From 1975 until the quick victory over Iraqi forces in Kuwait in Operation Desert Shield/Storm in 1991, civilian scholars and military strategists poured over the “lessons learned” from Vietnam. Some concluded the United States should never again become involved in a land war on the other side of the world, in a former European colony governed by an unstable regime against an enemy with outside sources of help, driven by a determined ideology and operating in jungles and mountainous terrain. Syria and Iraq have no jungles.
The greater lesson was that sound strategy wins wars. An appropriate strategy, coupled with superior tactics employing superior firepower, wins quickly. Example: Israel in June 1967 during the Six Day War. A superior strategy employed by larger forces pitted against determined foes with equal technologically-advanced weaponry can be bloody—perhaps enormously so—but the side with the bigger battalions and better strategy wins. Example: the United States, Britain, and Soviet Union winning World War II.
Superior forces burdened by flawed strategy, even with a decided technological edge, will lose to an enemy driven by desperation or fanaticism and willing to bear the cost. If the weaker side prolongs the conflict despite losing most of the battles, it still can win the war. Example: The Americans during the Revolutionary War.

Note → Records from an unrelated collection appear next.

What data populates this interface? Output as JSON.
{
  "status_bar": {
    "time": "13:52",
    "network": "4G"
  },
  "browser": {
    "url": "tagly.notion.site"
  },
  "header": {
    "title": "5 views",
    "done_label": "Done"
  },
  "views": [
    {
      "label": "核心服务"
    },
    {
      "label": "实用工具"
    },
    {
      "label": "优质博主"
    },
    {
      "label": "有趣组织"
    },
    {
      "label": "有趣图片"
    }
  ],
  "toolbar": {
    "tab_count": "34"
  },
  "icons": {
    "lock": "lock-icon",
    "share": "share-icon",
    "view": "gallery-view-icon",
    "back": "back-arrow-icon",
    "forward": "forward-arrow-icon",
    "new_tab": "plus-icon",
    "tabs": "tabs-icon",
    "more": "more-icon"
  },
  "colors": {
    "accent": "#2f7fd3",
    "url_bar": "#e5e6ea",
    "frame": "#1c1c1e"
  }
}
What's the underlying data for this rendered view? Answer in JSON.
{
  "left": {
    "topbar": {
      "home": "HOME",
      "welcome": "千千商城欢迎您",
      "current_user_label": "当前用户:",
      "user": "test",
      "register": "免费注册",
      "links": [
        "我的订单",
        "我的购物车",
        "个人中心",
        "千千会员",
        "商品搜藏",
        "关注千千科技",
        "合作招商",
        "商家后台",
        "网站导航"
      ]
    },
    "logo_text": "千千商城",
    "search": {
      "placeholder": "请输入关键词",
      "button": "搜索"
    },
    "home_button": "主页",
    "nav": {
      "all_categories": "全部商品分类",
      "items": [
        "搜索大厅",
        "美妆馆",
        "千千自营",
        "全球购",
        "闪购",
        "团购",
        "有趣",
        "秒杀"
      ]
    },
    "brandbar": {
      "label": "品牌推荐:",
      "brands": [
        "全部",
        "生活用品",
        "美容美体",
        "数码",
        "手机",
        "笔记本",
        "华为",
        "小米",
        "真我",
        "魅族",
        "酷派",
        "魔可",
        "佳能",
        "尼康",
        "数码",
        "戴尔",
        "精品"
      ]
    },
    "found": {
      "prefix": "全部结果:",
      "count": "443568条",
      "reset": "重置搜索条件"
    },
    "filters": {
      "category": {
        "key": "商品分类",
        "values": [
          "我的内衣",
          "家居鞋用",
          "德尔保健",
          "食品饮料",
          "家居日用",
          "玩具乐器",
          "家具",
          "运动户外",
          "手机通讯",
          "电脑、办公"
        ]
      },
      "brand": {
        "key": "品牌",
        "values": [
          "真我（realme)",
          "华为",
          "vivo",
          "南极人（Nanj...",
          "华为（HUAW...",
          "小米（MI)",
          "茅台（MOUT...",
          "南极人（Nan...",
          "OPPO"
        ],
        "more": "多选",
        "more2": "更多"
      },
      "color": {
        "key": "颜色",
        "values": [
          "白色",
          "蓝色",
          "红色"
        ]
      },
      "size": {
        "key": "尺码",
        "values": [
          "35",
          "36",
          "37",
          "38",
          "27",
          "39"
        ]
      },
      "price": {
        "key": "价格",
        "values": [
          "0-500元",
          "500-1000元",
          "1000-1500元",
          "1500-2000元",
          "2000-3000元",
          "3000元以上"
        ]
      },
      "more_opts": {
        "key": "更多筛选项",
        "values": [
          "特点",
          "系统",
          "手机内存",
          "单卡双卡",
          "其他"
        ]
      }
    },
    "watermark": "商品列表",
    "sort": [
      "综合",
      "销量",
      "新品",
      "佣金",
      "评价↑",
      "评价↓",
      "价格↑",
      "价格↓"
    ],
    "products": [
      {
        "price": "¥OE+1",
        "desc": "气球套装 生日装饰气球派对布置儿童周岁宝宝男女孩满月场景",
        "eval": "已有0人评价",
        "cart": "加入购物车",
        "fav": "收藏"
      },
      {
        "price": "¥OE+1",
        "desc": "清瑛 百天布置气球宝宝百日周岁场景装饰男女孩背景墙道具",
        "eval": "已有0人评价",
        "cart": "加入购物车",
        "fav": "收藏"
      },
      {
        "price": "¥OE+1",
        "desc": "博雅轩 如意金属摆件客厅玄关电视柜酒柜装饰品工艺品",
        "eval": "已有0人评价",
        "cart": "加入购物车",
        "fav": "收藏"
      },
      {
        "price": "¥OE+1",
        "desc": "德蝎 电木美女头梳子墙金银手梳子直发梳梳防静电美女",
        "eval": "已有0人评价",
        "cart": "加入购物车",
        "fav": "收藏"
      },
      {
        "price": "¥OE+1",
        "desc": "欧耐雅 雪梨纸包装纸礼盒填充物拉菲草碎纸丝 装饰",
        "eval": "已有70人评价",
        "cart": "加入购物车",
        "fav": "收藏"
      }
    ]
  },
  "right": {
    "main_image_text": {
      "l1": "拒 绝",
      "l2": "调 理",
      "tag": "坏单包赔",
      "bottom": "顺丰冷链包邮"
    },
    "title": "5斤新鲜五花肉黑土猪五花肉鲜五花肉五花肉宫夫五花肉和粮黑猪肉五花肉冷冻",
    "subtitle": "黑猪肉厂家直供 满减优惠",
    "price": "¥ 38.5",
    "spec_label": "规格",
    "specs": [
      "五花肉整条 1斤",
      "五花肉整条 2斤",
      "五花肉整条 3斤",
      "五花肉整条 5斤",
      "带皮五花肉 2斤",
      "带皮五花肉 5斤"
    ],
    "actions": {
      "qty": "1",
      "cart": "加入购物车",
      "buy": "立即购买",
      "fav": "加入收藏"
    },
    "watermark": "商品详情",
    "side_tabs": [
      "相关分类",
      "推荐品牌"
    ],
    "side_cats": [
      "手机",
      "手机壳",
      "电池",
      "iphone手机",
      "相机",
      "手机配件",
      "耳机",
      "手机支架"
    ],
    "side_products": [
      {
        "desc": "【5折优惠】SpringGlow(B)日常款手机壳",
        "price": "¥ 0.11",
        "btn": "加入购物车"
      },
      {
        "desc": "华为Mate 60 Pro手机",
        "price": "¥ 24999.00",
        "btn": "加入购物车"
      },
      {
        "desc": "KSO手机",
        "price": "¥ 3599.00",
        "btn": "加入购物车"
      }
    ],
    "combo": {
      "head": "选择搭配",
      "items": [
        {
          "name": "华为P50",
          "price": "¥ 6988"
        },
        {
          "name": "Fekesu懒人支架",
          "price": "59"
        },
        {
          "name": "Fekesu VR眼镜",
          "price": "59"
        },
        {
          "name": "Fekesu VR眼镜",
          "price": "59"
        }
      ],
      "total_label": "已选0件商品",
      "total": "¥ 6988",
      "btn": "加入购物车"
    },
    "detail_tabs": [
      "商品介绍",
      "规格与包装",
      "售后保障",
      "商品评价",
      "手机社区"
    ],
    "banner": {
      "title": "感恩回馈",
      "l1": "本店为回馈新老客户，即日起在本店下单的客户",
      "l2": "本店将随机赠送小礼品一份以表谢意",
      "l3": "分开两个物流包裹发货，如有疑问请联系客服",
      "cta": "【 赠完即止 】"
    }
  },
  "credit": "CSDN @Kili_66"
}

A significant weakness of democracy is that its policy makers often fail to appreciate the military capabilities and strategic acumen needed to survive in a hostile and envious world. President Barack Obama’s desire to satisfy his far-left base with its polemically skewed understanding of American history will result in a strategic blunder and another lost war. He would do well to study Johnson administration decision making in 1964 and 1965.